Но в конце концов я взбунтовался. Джин собиралась в Аргентину сниматься в картине «Путь гаучо» с Рори Кэлхуном. Съемки должны были продлиться три месяца начиная с декабря 1951 года. Она настаивала, чтобы я ее сопровождал, несмотря на то что я готовил весеннюю коллекцию.
«Я не поеду, — сказал я ей, — и тебе не советую. Это глупый фильм, и тебе, как актрисе, он славы не прибавит».
«Если ты не поедешь, я с тобой разведусь».
«Это твое решение, — ответил я. — Я не еду».
Я не поехал, и мы развелись. Из Аргентины Джин бомбардировала меня отчаянными звонками и длинными, пугающе-бессвязными письмами. Она считала всех своими врагами: режиссера, партнера по фильму, даже парикмахер, по ее мнению, участвовал в заговоре. Я чувствовал, что с ней что-то происходит, и даже в какой-то момент хотел уступить ей, все бросить и поехать в Аргентину.
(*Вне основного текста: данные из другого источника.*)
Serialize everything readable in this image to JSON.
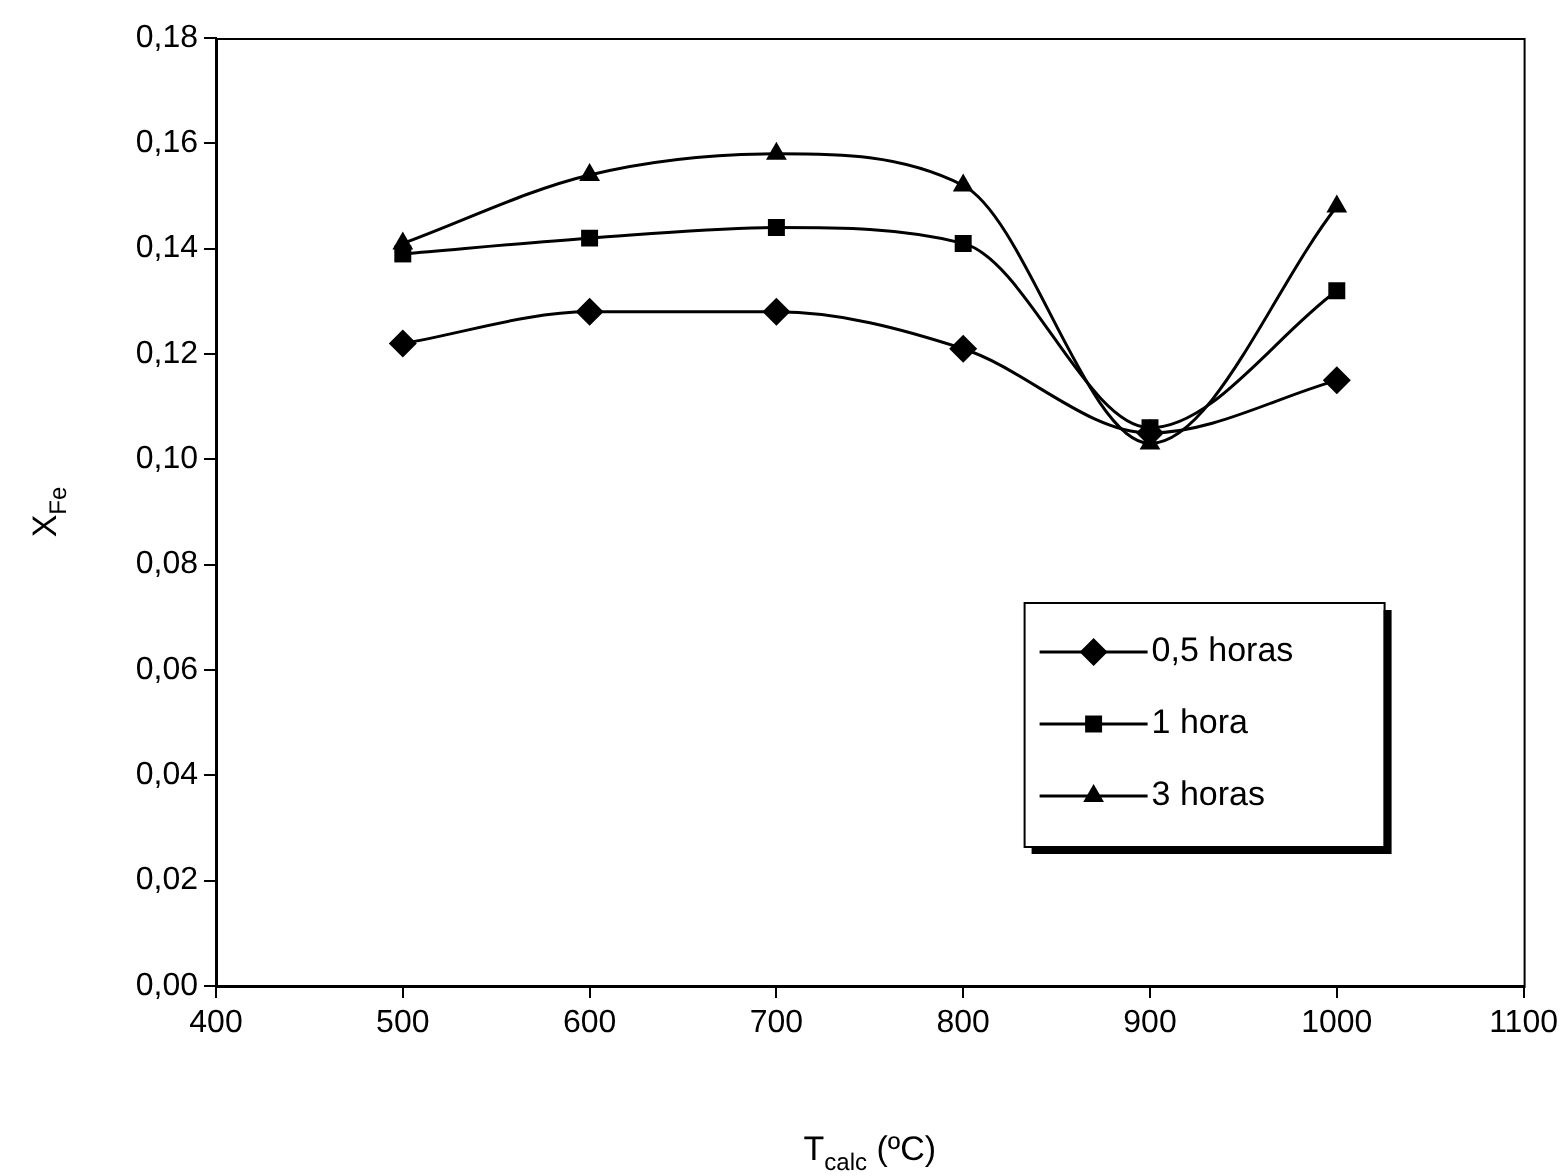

Но я понимал, что если поеду, то мне придется оставить свой бизнес, а приоритеты в нашем браке навсегда уложатся в эту схему. Писем я писать не любил, но тогда написал ей: прошу меня простить, но я остаюсь в Нью-Йорке, чтобы работать.
В Калифорнию она вернулась в феврале 1952 года и сразу подала на развод. В суде она заявила, что я швырнул в нее горячей ложкой. Я не знаю, где и когда это случилось или как нагрелась ложка — на суде я не присутствовал и эти показания не оспаривал. (Джин в зале суда была вместе с Фрэн Старк, обе в платьях от Кассини.) Когда мне начали звонить обозреватели светской хроники, чтобы узнать «мою позицию», я заявил им: «Никакой позиции у меня нет. Все это очень печально. О Джин я ничего плохого сказать не могу. Надеюсь, что, несмотря на развод, мы останемся друзьями». Я также добавил, что ложка была не очень горячей.